No, at the end of that expression evaluation, Var will surely point to the
value 4. However, Erlang's = is a binding operator, not an assignment
operator. Assignments insert a value into a memory location. Bindings
associated a name with a value. In Erlang, the = is "overloaded" (so to
speak) by also performing Prolog-style pattern matching. So, this
statement:
A way that was useful for me to think about it is that saying 'Var = 2
+ 2' is like an assertion. You're saying that the symbol Var is (the
result of) 2 + 2 (or 4). So you can also assert: 'Var = 2 + 1 + 1'
or 'Var = 2 * 2' or 'Var = 4 - 2' all within the same scope and Erlang
will be ok with it since you're not contradicting what you said
earlier (Var = 2 + 2).
But what you can not do (in the same scope) is try to assert that Var
has a different value: 'Var = 7' would throw an error.
{car, Type, Power} = Car.
indicates multiple bindings.
I called it a "binding" operator because Erlang doesn't really have
"assignment" like imperative languages do. When you use = in Erlang,
you're not telling the compiler what to do with some particular piece of
memory, you're just telling it that "from now on, when I use X, I mean
Y".
In this case Car has to be a tuple of 3 values, the literal 'car', and
two other elements which will be then bound to Type and Power. So if
Car was { car, "Coupe", 400 }, Type would be "Coupe" and Power would
be 400. That statement would fail if Car were { foo, "Coupe", 400 },
since the assertion that the first element of the tuple is 'car' would
fail.
This feature exists in some other languages, too, in more limited form.

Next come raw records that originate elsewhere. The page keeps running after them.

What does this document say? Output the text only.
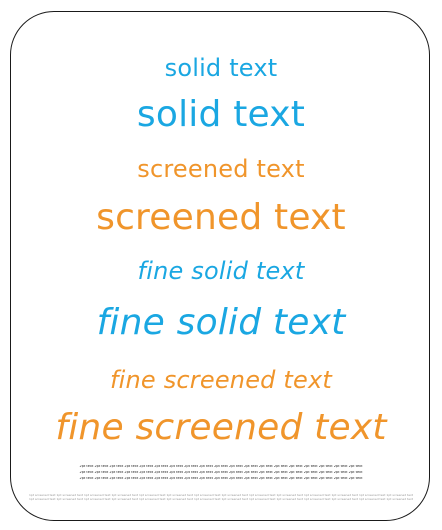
solid text
solid text
screened text
screened text
fine solid text
fine solid text
fine screened text
fine screened text
2pt text 2pt text 2pt text 2pt text 2pt text 2pt text 2pt text 2pt text 2pt text 2pt text 2pt text 2pt text 2pt text 2pt text 2pt text 2pt text 2pt text 2pt text 2pt text
2pt text 2pt text 2pt text 2pt text 2pt text 2pt text 2pt text 2pt text 2pt text 2pt text 2pt text 2pt text 2pt text 2pt text 2pt text 2pt text 2pt text 2pt text 2pt text
2pt text 2pt text 2pt text 2pt text 2pt text 2pt text 2pt text 2pt text 2pt text 2pt text 2pt text 2pt text 2pt text 2pt text 2pt text 2pt text 2pt text 2pt text 2pt text
1pt screened text 1pt screened text 1pt screened text 1pt screened text 1pt screened text 1pt screened text 1pt screened text 1pt screened text 1pt screened text 1pt screened text 1pt screened text 1pt screened text 1pt screened text 1pt screened text
1pt screened text 1pt screened text 1pt screened text 1pt screened text 1pt screened text 1pt screened text 1pt screened text 1pt screened text 1pt screened text 1pt screened text 1pt screened text 1pt screened text 1pt screened text 1pt screened text
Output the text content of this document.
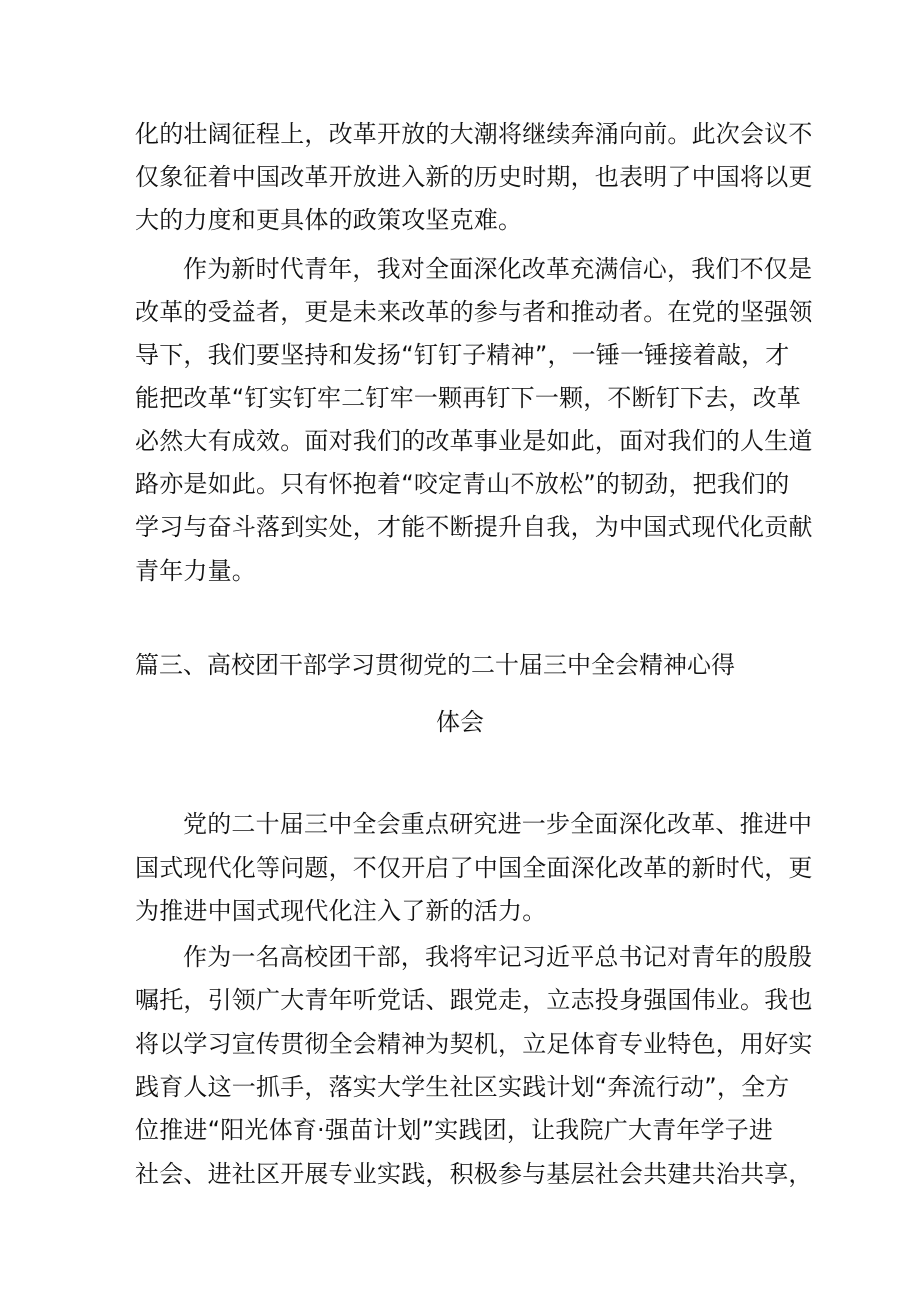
化的壮阔征程上，改革开放的大潮将继续奔涌向前。此次会议不
仅象征着中国改革开放进入新的历史时期，也表明了中国将以更
大的力度和更具体的政策攻坚克难。
作为新时代青年，我对全面深化改革充满信心，我们不仅是
改革的受益者，更是未来改革的参与者和推动者。在党的坚强领
导下，我们要坚持和发扬“钉钉子精神”，一锤一锤接着敲，才
能把改革“钉实钉牢二钉牢一颗再钉下一颗，不断钉下去，改革
必然大有成效。面对我们的改革事业是如此，面对我们的人生道
路亦是如此。只有怀抱着“咬定青山不放松”的韧劲，把我们的
学习与奋斗落到实处，才能不断提升自我，为中国式现代化贡献
青年力量。
篇三、高校团干部学习贯彻党的二十届三中全会精神心得
体会
党的二十届三中全会重点研究进一步全面深化改革、推进中
国式现代化等问题，不仅开启了中国全面深化改革的新时代，更
为推进中国式现代化注入了新的活力。
作为一名高校团干部，我将牢记习近平总书记对青年的殷殷
嘱托，引领广大青年听党话、跟党走，立志投身强国伟业。我也
将以学习宣传贯彻全会精神为契机，立足体育专业特色，用好实
践育人这一抓手，落实大学生社区实践计划“奔流行动”，全方
位推进“阳光体育·强苗计划”实践团，让我院广大青年学子进
社会、进社区开展专业实践，积极参与基层社会共建共治共享，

Lisp and Scheme have something called a "destructuring bind" which is like
the example above. This is less powerful than Erlang's pattern matching,
since it only "explodes" a list and nothing else. Prolog has full pattern
matching, however, as Erlang's was inspired by Prolog.
Common Lisp has a destructuring bind which can pick apart a tree
(represented as lists):
(destructuring-bind (a (b c)) '(1 (2 3)
(format t "a:~a b:~a c:~a~&" a b c))
would print a:1 b:2 c:3
Scheme doesn't have one (as part of the standard library), but you
could (obviously) write one. Scheme does have something which uses
the Erlang style of destructuring that is part of it's syntax-rules
system (http://www.xs4all.nl/~hipster/lib/scheme/gauche/define-syntax-primer.txt).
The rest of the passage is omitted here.